6. D'autre part, en présence d'une demande de régularisation présentée, sur le fondement de l'article L. 313-14, par un étranger qui ne serait pas en situation de polygamie et dont la présence en France ne présenterait pas une menace pour l'ordre public, il appartient à l'autorité administrative de vérifier, dans un premier temps, si l'admission exceptionnelle au séjour par la délivrance d'une carte portant la mention " vie privée et familiale " répond à des considérations humanitaires ou se justifie au regard de motifs exceptionnels, et à défaut, dans un second temps, s'il est fait état de motifs exceptionnels de nature à permettre la délivrance, dans ce cadre, d'une carte de séjour temporaire portant la mention " salarié " ou " travailleur temporaire ". Dans cette dernière hypothèse, un demandeur qui justifierait d'une promesse d'embauche ou d'un contrat lui permettant d'exercer une activité figurant dans la liste annexée à l'arrêté interministériel du 18 janvier 2008, ne saurait être regardé, par principe, comme attestant, par là-même, des " motifs exceptionnels " exigés par la loi. Il appartient, en effet, à l'autorité administrative, sous le contrôle du juge, d'examiner, notamment, si la qualification, l'expérience et les diplômes de l'étranger ainsi que les caractéristiques de l'emploi auquel il postule, dans un métier et une zone géographique caractérisés par des difficultés de recrutement et recensés comme tels dans l'arrêté du 18 janvier 2008, de même que tout élément de sa situation personnelle dont l'étranger ferait état à l'appui de sa demande, tel que par exemple, l'ancienneté de son séjour en France, peuvent constituer, en l'espèce, des motifs exceptionnels d'admission au séjour.
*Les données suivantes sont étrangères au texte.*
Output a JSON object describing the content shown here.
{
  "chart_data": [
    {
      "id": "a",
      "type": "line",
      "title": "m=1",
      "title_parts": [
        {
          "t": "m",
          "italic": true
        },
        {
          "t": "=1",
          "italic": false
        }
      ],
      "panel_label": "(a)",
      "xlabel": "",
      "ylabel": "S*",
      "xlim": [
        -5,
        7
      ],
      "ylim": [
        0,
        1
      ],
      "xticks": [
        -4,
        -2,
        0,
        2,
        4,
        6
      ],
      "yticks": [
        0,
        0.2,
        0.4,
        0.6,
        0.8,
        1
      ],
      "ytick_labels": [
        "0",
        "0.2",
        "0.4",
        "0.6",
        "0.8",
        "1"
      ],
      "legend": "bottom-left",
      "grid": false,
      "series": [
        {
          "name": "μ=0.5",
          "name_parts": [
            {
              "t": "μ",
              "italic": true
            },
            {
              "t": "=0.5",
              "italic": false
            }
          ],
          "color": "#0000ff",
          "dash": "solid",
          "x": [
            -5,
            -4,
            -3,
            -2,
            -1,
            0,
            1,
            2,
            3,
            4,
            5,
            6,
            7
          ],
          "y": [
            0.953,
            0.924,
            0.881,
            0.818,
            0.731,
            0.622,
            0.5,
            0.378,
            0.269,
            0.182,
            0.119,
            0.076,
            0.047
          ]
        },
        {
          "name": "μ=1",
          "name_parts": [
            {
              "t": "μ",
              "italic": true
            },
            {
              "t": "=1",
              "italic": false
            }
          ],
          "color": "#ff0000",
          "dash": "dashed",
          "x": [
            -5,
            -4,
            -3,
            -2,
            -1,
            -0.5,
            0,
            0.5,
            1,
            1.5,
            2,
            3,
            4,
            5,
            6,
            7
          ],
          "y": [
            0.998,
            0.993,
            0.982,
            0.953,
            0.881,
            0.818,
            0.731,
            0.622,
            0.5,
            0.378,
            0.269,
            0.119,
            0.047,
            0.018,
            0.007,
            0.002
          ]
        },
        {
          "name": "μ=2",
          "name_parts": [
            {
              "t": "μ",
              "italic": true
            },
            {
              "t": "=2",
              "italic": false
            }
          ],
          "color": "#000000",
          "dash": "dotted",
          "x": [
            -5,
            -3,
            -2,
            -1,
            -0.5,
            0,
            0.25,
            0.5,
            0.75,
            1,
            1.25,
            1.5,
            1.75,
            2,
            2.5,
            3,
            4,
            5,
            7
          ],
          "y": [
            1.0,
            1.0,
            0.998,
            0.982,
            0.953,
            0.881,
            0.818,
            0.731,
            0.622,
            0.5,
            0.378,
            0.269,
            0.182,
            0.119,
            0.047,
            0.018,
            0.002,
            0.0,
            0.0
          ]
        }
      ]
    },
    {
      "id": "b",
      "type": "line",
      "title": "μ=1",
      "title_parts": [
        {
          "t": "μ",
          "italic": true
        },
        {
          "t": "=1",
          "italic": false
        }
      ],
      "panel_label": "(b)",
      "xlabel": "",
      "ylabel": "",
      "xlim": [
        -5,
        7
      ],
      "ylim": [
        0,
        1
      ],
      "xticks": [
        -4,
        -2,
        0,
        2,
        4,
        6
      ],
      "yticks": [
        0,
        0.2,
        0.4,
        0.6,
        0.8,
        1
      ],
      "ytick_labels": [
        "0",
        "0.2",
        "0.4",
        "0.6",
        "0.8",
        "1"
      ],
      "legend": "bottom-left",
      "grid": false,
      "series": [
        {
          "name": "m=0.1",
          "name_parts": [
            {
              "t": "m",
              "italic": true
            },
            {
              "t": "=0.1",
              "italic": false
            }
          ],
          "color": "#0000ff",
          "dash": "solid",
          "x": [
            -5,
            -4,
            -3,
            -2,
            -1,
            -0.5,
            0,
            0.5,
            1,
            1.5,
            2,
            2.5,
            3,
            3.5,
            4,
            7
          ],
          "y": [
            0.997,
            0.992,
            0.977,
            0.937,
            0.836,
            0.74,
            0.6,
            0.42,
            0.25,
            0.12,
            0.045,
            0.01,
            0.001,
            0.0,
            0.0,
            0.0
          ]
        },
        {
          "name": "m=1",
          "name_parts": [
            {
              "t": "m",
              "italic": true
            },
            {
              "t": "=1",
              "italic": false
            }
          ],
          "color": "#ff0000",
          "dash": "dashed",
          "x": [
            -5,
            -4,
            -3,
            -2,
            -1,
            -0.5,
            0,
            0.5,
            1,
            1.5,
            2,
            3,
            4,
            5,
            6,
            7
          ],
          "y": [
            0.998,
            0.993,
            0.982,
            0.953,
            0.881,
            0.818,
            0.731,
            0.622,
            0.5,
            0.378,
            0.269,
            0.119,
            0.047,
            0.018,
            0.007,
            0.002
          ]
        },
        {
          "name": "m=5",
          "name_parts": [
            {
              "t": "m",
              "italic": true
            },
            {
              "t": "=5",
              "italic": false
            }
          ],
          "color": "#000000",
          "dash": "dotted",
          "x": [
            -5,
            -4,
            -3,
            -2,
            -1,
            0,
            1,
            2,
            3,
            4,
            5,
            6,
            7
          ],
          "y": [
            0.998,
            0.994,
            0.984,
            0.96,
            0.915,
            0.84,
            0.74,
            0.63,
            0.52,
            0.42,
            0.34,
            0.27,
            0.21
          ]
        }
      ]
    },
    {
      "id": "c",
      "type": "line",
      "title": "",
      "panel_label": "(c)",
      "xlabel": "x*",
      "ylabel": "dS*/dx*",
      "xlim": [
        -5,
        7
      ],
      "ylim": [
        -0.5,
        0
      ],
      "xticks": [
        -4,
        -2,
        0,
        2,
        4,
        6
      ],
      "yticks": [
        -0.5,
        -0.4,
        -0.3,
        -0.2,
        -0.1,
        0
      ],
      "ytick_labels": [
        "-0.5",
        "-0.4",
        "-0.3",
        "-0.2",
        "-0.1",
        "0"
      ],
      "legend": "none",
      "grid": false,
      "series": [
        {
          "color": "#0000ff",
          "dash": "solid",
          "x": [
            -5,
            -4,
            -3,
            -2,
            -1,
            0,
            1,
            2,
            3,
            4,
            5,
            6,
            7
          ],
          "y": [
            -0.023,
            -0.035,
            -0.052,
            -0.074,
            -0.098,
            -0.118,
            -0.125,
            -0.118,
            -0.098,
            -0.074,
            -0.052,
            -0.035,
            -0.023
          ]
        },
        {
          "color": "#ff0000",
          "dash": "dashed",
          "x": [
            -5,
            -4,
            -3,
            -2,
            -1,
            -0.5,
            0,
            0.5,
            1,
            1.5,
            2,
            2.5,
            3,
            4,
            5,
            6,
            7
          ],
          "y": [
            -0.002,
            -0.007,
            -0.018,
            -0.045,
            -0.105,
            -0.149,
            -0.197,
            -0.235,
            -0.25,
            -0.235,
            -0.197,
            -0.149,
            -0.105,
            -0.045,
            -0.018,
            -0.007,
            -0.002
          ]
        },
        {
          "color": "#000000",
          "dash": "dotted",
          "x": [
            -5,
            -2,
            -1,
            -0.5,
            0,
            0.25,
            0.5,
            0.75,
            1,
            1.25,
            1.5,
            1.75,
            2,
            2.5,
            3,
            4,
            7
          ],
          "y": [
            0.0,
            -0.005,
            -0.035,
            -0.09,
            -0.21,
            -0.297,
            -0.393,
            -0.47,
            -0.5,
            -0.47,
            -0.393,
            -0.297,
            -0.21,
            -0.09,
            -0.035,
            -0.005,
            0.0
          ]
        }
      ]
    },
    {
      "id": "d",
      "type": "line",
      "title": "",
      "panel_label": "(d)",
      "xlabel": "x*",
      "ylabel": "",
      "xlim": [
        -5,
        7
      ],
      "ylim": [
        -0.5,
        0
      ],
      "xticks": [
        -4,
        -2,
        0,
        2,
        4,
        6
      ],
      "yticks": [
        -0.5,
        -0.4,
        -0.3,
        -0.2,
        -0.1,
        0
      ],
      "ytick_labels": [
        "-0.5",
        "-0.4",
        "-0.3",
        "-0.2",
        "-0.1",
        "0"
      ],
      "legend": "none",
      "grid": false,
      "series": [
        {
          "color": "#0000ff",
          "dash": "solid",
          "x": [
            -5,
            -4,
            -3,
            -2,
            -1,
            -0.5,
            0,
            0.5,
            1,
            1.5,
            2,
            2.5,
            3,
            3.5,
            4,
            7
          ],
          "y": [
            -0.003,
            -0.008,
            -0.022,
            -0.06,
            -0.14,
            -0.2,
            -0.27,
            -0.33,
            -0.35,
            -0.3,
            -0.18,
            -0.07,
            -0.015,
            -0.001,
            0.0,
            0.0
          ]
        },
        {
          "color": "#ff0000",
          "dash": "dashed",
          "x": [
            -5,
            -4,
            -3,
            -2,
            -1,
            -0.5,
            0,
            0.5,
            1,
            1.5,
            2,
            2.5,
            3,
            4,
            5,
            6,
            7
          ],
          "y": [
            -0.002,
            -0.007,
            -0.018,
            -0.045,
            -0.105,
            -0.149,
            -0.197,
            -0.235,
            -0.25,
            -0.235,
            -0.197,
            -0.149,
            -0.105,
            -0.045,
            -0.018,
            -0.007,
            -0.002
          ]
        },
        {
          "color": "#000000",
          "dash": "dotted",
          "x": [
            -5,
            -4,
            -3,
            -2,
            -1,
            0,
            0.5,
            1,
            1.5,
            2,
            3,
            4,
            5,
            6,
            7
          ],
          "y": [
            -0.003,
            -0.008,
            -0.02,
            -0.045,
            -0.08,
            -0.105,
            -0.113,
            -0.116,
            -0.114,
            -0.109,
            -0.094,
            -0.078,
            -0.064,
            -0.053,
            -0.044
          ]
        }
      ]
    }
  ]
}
7. En l'espèce, M. B..., célibataire et sans charge de famille en France n'établit pas, ainsi qu'il a été dit plus haut, qu'il résiderait de manière habituelle en France depuis plus de dix ans à la date de l'arrêté attaqué. Comme l'ont justement relevé les premiers juges, les fiches de paie dont M. B..., qui ne dispose d'aucune qualification ou diplôme particulier, se prévaut au soutien de sa demande d'admission exceptionnelle au séjour, attestent seulement d'une activité professionnelle discontinue auprès d'employeurs différents du secteur de l'hôtellerie. Ainsi, il ne fournit au titre de l'année 2017 qu'une fiche de paie du mois de novembre. Relativement à l'année 2018, ne sont produites des fiches de paie que pour les mois de janvier à mars puis de septembre à novembre. Au titre de l'année 2020, ne sont fournies des fiches de salaire que pour les mois de janvier et février. S'agissant de l'année 2021, les fiches de paie ne concernent que des vacations accomplies lors des mois d'août, d'octobre, de novembre et de décembre. Dans ces conditions, et alors même que les fiches de paie produites au titre des années 2022 et 2023 attestent d'une activité professionnelle davantage continue auprès de deux employeurs différents, M. B... n'est pas fondé à soutenir que le refus d'admission exceptionnelle au séjour qui lui a été opposé serait entaché d'une erreur manifeste d'appréciation dans l'application des dispositions de l'article L. 435-1 du code de l'entrée et du séjour des étrangers et du droit d'asile.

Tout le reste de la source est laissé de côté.